HSBC’s move follows similar decisions by Australia’s "Big Four" banks: Commonwealth Bank, National Australia Bank, Westpac, and Australia and New Zealand Banking Group. These banks cited concerns about scams and other risks associated with crypto trading as primary reasons for restricting access to these platforms.
Why the Change?
In an email sent to customers, HSBC Australia highlighted that the change is to protect customers from scams, particularly those involving cryptocurrency. According to an April 2024 report by the ACCC, Australians lost a total of $2.7 billion to scams, with $171 million specifically related to crypto.
HSBC stated, “From 24 July 2024, HSBC will block payments from bank accounts and credit cards that we reasonably believe are being made to cryptocurrency exchanges, for your protection.”
Despite this, HSBC will continue to allow customers to receive funds from crypto exchanges into their accounts.
“If you wish to make payments to cryptocurrency exchanges, you’ll need to make alternative arrangements,” the email read.
However, the bank did not specify which crypto exchanges would be affected under the new restrictions.
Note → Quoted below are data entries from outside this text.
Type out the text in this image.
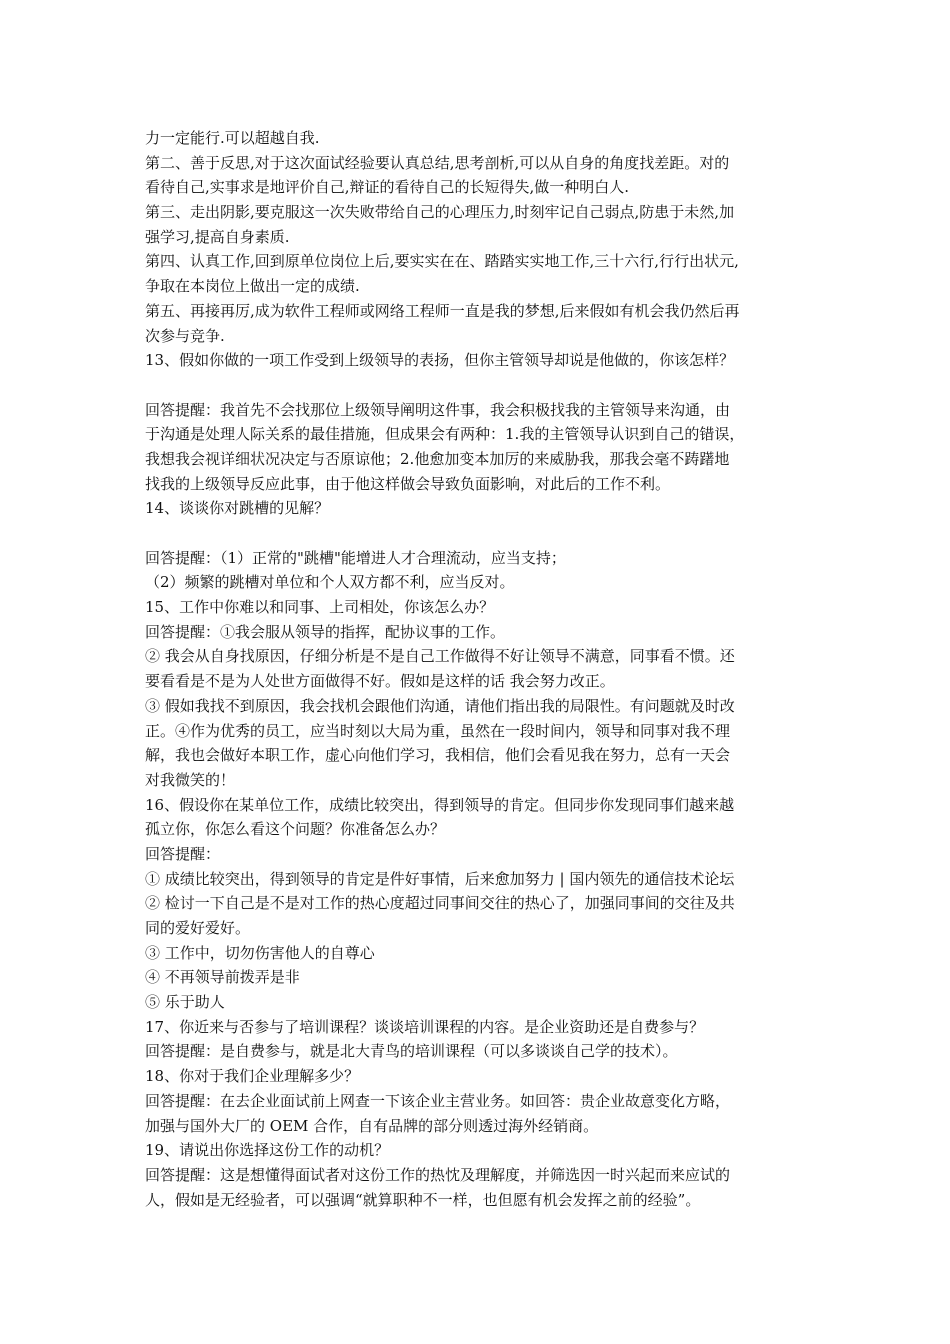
力一定能行.可以超越自我.
第二、善于反思,对于这次面试经验要认真总结,思考剖析,可以从自身的角度找差距。对的
看待自己,实事求是地评价自己,辩证的看待自己的长短得失,做一种明白人.
第三、走出阴影,要克服这一次失败带给自己的心理压力,时刻牢记自己弱点,防患于未然,加
强学习,提高自身素质.
第四、认真工作,回到原单位岗位上后,要实实在在、踏踏实实地工作,三十六行,行行出状元,
争取在本岗位上做出一定的成绩.
第五、再接再厉,成为软件工程师或网络工程师一直是我的梦想,后来假如有机会我仍然后再
次参与竞争.
13、假如你做的一项工作受到上级领导的表扬，但你主管领导却说是他做的，你该怎样？
回答提醒：我首先不会找那位上级领导阐明这件事，我会积极找我的主管领导来沟通，由
于沟通是处理人际关系的最佳措施，但成果会有两种：1.我的主管领导认识到自己的错误，
我想我会视详细状况决定与否原谅他；2.他愈加变本加厉的来威胁我，那我会毫不踌躇地
找我的上级领导反应此事，由于他这样做会导致负面影响，对此后的工作不利。
14、谈谈你对跳槽的见解？
回答提醒：（1）正常的"跳槽"能增进人才合理流动，应当支持；
（2）频繁的跳槽对单位和个人双方都不利，应当反对。
15、工作中你难以和同事、上司相处，你该怎么办？
回答提醒：①我会服从领导的指挥，配协议事的工作。
② 我会从自身找原因，仔细分析是不是自己工作做得不好让领导不满意，同事看不惯。还
要看看是不是为人处世方面做得不好。假如是这样的话 我会努力改正。
③ 假如我找不到原因，我会找机会跟他们沟通，请他们指出我的局限性。有问题就及时改
正。④作为优秀的员工，应当时刻以大局为重，虽然在一段时间内，领导和同事对我不理
解，我也会做好本职工作，虚心向他们学习，我相信，他们会看见我在努力，总有一天会
对我微笑的！
16、假设你在某单位工作，成绩比较突出，得到领导的肯定。但同步你发现同事们越来越
孤立你，你怎么看这个问题？你准备怎么办？
回答提醒：
① 成绩比较突出，得到领导的肯定是件好事情，后来愈加努力 | 国内领先的通信技术论坛
② 检讨一下自己是不是对工作的热心度超过同事间交往的热心了，加强同事间的交往及共
同的爱好爱好。
③ 工作中，切勿伤害他人的自尊心
④ 不再领导前拨弄是非
⑤ 乐于助人
17、你近来与否参与了培训课程？谈谈培训课程的内容。是企业资助还是自费参与？
回答提醒：是自费参与，就是北大青鸟的培训课程（可以多谈谈自己学的技术）。
18、你对于我们企业理解多少？
回答提醒：在去企业面试前上网查一下该企业主营业务。如回答：贵企业故意变化方略，
加强与国外大厂的 OEM 合作，自有品牌的部分则透过海外经销商。
19、请说出你选择这份工作的动机？
回答提醒：这是想懂得面试者对这份工作的热忱及理解度，并筛选因一时兴起而来应试的
人，假如是无经验者，可以强调“就算职种不一样，也但愿有机会发挥之前的经验”。
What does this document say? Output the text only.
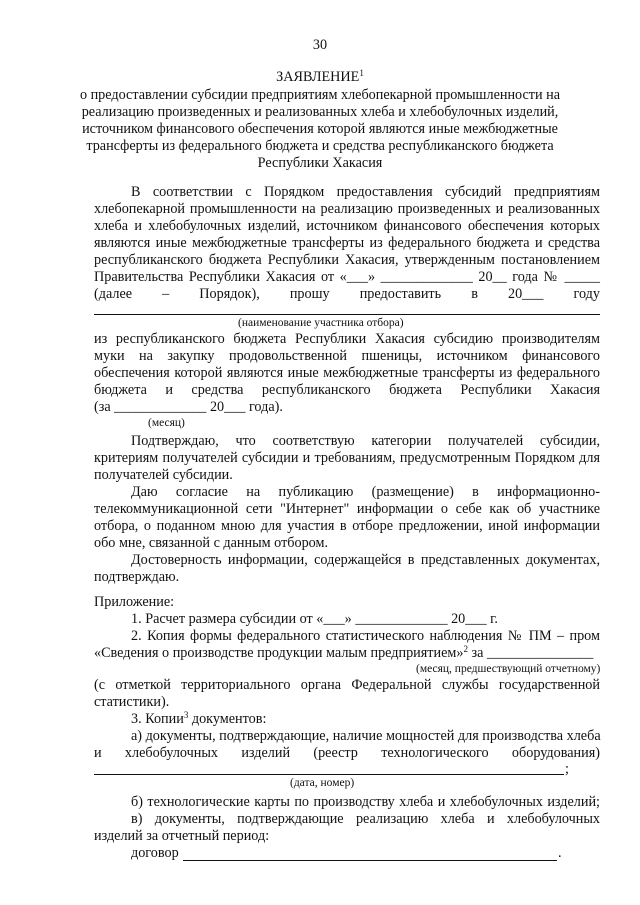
30
ЗАЯВЛЕНИЕ$^1$
о предоставлении субсидии предприятиям хлебопекарной промышленности на
реализацию произведенных и реализованных хлеба и хлебобулочных изделий,
источником финансового обеспечения которой являются иные межбюджетные
трансферты из федерального бюджета и средства республиканского бюджета
Республики Хакасия
В соответствии с Порядком предоставления субсидий предприятиям
хлебопекарной промышленности на реализацию произведенных и реализованных
хлеба и хлебобулочных изделий, источником финансового обеспечения которых
являются иные межбюджетные трансферты из федерального бюджета и средства
республиканского бюджета Республики Хакасия, утвержденным постановлением
Правительства Республики Хакасия от «___» _____________ 20__ года № _____
(далее – Порядок), прошу предоставить в 20___ году
(наименование участника отбора)
из республиканского бюджета Республики Хакасия субсидию производителям
муки на закупку продовольственной пшеницы, источником финансового
обеспечения которой являются иные межбюджетные трансферты из федерального
бюджета и средства республиканского бюджета Республики Хакасия
(за _____________ 20___ года).
(месяц)
Подтверждаю, что соответствую категории получателей субсидии,
критериям получателей субсидии и требованиям, предусмотренным Порядком для
получателей субсидии.
Даю согласие на публикацию (размещение) в информационно-
телекоммуникационной сети "Интернет" информации о себе как об участнике
отбора, о поданном мною для участия в отборе предложении, иной информации
обо мне, связанной с данным отбором.
Достоверность информации, содержащейся в представленных документах,
подтверждаю.
Приложение:
1. Расчет размера субсидии от «___» _____________ 20___ г.
2. Копия формы федерального статистического наблюдения № ПМ – пром
«Сведения о производстве продукции малым предприятием»$^2$ за _______________
(месяц, предшествующий отчетному)
(с отметкой территориального органа Федеральной службы государственной
статистики).
3. Копии$^3$ документов:
а) документы, подтверждающие, наличие мощностей для производства хлеба
и хлебобулочных изделий (реестр технологического оборудования)
;
(дата, номер)
б) технологические карты по производству хлеба и хлебобулочных изделий;
в) документы, подтверждающие реализацию хлеба и хлебобулочных
изделий за отчетный период:
договор	.
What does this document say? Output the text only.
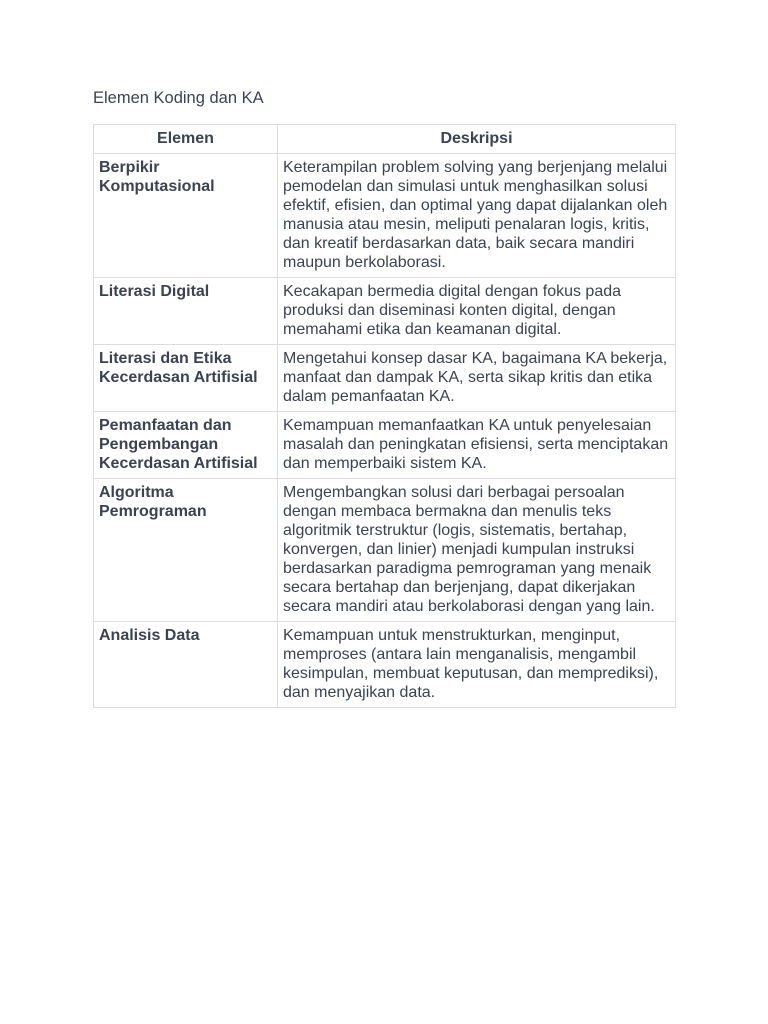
Elemen Koding dan KA
Elemen	Deskripsi
Berpikir Komputasional	Keterampilan problem solving yang berjenjang melalui pemodelan dan simulasi untuk menghasilkan solusi efektif, efisien, dan optimal yang dapat dijalankan oleh manusia atau mesin, meliputi penalaran logis, kritis, dan kreatif berdasarkan data, baik secara mandiri maupun berkolaborasi.
Literasi Digital	Kecakapan bermedia digital dengan fokus pada produksi dan diseminasi konten digital, dengan memahami etika dan keamanan digital.
Literasi dan Etika Kecerdasan Artifisial	Mengetahui konsep dasar KA, bagaimana KA bekerja, manfaat dan dampak KA, serta sikap kritis dan etika dalam pemanfaatan KA.
Pemanfaatan dan Pengembangan Kecerdasan Artifisial	Kemampuan memanfaatkan KA untuk penyelesaian masalah dan peningkatan efisiensi, serta menciptakan dan memperbaiki sistem KA.
Algoritma Pemrograman	Mengembangkan solusi dari berbagai persoalan dengan membaca bermakna dan menulis teks algoritmik terstruktur (logis, sistematis, bertahap, konvergen, dan linier) menjadi kumpulan instruksi berdasarkan paradigma pemrograman yang menaik secara bertahap dan berjenjang, dapat dikerjakan secara mandiri atau berkolaborasi dengan yang lain.
Analisis Data	Kemampuan untuk menstrukturkan, menginput, memproses (antara lain menganalisis, mengambil kesimpulan, membuat keputusan, dan memprediksi), dan menyajikan data.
Crypto’s Popularity and Regulatory Landscape in Australia
Despite the risks and regulatory challenges, cryptocurrency remains popular in Australia. A treasury report indicated that over 800,000 Australians have engaged in cryptocurrency transactions in the past three years. The growth in crypto activity has been substantial, with a 63% increase reported in 2021 alone.
Interestingly, Australians are also leading in the adoption of memecoins, showcasing the diverse and growing interest in the crypto space.
Despite the significant crypto-related losses, overall scam losses have decreased by 13% from the previous year.